En face de moi, sur l'autre mur, il y avait encore quelques photos, plus petites. Je pus y apercevoir une photo des Who posant avec Hendrix, une image promotionnelle de Donovan et le visage aux lunettes noires de Bob Dylan. Il y avait aussi une photo de Syd à Londres, et une autre de lui devant son appartement un jour de soleil. Son sourire avait un air d'insouciance qui me paraissait bien obsolète, il véhiculait une odeur de passé. C'était une photo bien prise, la lumière était belle et rendait les couleurs chaudes.
"Tu peux mettre de la musique, si tu veux" criait Syd en quittant la cave.
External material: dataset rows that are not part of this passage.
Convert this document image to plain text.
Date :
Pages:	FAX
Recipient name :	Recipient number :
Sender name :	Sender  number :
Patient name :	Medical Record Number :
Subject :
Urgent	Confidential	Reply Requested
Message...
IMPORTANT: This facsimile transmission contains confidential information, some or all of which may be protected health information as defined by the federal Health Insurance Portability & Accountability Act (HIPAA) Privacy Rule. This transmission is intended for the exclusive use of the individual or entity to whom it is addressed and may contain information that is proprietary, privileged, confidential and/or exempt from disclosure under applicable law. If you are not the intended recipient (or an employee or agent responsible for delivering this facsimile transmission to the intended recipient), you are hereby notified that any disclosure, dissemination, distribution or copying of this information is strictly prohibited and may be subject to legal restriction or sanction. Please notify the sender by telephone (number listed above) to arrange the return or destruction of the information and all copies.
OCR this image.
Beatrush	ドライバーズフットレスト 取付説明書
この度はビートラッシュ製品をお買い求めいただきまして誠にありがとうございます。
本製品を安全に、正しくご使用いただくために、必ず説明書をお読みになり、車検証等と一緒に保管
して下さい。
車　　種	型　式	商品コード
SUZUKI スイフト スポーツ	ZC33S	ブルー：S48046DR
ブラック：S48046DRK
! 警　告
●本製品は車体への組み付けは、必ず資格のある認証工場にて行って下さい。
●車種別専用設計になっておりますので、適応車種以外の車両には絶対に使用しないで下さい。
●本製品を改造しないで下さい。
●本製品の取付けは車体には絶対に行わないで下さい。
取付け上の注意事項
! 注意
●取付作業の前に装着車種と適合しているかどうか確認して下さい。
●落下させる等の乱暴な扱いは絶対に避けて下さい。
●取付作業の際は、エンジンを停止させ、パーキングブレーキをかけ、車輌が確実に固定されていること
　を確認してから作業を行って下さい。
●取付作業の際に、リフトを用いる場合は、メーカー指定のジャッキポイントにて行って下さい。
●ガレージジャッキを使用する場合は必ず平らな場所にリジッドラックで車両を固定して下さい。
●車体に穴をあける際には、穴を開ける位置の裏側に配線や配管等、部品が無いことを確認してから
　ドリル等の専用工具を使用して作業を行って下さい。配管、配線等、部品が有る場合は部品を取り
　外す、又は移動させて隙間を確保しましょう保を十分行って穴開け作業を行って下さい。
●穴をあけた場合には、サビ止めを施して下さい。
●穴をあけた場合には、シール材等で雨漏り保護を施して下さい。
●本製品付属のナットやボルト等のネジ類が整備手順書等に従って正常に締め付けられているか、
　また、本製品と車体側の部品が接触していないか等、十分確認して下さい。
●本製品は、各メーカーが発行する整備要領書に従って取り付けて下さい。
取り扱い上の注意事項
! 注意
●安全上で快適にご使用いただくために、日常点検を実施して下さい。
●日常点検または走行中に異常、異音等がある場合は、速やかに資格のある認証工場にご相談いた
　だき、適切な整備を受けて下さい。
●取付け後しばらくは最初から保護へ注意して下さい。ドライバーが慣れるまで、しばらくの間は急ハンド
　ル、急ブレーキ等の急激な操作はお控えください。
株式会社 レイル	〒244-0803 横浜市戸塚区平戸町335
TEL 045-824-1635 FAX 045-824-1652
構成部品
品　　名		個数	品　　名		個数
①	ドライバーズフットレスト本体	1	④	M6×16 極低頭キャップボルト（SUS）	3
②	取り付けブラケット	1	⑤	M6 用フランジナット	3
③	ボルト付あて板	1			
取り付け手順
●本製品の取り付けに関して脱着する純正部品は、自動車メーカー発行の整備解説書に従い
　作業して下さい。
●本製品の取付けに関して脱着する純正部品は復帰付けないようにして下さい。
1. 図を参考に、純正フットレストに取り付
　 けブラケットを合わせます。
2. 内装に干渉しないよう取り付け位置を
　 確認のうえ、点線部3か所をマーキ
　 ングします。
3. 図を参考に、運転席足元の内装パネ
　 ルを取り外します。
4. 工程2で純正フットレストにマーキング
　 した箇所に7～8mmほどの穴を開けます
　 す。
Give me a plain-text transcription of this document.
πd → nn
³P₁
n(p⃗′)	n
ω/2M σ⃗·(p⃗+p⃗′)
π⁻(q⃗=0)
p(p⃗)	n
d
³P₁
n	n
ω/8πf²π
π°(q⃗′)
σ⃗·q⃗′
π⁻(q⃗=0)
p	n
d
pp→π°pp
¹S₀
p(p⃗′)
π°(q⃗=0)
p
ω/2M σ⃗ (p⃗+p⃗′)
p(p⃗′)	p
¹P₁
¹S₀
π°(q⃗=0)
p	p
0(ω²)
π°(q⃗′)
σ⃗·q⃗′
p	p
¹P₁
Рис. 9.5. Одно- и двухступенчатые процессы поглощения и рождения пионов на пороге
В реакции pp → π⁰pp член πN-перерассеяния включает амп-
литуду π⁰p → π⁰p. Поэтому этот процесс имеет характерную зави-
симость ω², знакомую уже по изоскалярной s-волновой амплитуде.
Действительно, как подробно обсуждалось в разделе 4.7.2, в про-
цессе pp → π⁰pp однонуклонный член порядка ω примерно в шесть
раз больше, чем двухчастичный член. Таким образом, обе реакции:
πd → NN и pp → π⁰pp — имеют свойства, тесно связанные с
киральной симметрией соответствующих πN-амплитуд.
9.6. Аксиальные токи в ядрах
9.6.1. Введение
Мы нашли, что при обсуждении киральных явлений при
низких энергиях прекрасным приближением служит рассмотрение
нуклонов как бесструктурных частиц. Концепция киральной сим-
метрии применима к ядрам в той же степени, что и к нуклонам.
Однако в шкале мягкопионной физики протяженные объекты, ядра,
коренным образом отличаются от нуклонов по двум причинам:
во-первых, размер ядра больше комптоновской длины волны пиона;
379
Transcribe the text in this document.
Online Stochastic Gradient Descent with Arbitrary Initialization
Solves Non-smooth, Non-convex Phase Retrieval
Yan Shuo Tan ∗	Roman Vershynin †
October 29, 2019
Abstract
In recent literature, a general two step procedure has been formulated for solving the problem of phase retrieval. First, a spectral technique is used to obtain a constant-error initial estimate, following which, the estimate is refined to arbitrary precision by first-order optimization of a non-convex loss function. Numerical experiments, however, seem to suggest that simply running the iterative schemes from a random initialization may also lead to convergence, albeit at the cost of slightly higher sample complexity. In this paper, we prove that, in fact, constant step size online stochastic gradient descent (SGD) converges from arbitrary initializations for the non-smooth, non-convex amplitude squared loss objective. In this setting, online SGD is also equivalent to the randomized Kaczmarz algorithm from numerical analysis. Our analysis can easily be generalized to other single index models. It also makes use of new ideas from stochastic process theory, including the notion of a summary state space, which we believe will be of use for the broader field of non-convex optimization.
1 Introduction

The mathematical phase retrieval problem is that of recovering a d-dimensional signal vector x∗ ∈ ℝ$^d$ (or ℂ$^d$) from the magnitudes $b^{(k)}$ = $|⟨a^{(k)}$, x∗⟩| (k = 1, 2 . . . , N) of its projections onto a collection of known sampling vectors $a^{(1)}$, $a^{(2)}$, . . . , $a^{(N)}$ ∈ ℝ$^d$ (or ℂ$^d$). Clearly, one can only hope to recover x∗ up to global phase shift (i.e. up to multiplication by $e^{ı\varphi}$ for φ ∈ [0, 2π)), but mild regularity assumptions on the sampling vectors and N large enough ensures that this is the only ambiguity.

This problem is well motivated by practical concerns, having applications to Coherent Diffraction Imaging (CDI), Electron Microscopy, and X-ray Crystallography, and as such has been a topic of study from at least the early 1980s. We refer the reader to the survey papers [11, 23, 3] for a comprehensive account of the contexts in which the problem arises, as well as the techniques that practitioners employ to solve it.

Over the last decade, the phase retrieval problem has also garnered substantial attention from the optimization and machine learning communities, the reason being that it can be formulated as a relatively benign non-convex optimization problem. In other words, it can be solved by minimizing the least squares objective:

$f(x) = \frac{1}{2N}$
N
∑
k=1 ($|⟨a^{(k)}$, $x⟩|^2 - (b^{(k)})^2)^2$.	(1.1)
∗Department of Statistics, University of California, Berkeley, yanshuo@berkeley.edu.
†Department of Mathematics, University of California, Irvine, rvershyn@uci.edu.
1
Le besoin pressant étant fini, la fille apparu dans le salon et ramassa deux disques qui traînaient sur la table-basse, au milieu de la pièce. Elle se dirigea vers le tourne disque sur ma droite et me demanda quel artiste me ferait plaisir. Mais elle n'attendit pas ma réponse et glissait déjà doucement son doigt fin le long des disques de Syd. Elle en tira Sgt Pepper's Lonely Hearts Club Band, inséra les deux disques à la place laissée vacante et dit:
"Je devine que toi et Syd ont les mêmes goûts, donc la question ne se pose même pas, en fait!"
En effet, cet album fait partie de mes préférés, mais comment a-t-elle pu trouver exactement celui que j'aurais choisi à cet instant précis, si ce choix avait été le mien?

La plage titulaire débuta alors que Syd arriva avec trois bouteilles de vin. Il m'avait pourtant proposé une bière mais lui aussi avait senti que finalement, le vin aurait mieux convenu au contexte général. En été, les journées sont longues, le vin est doux et on a plus de temps.
Elle s'assit à côté de moi et alluma un stick, et Syd ouvrit une des bouteilles. Chacun un verre à la main, la discussion s'engagea.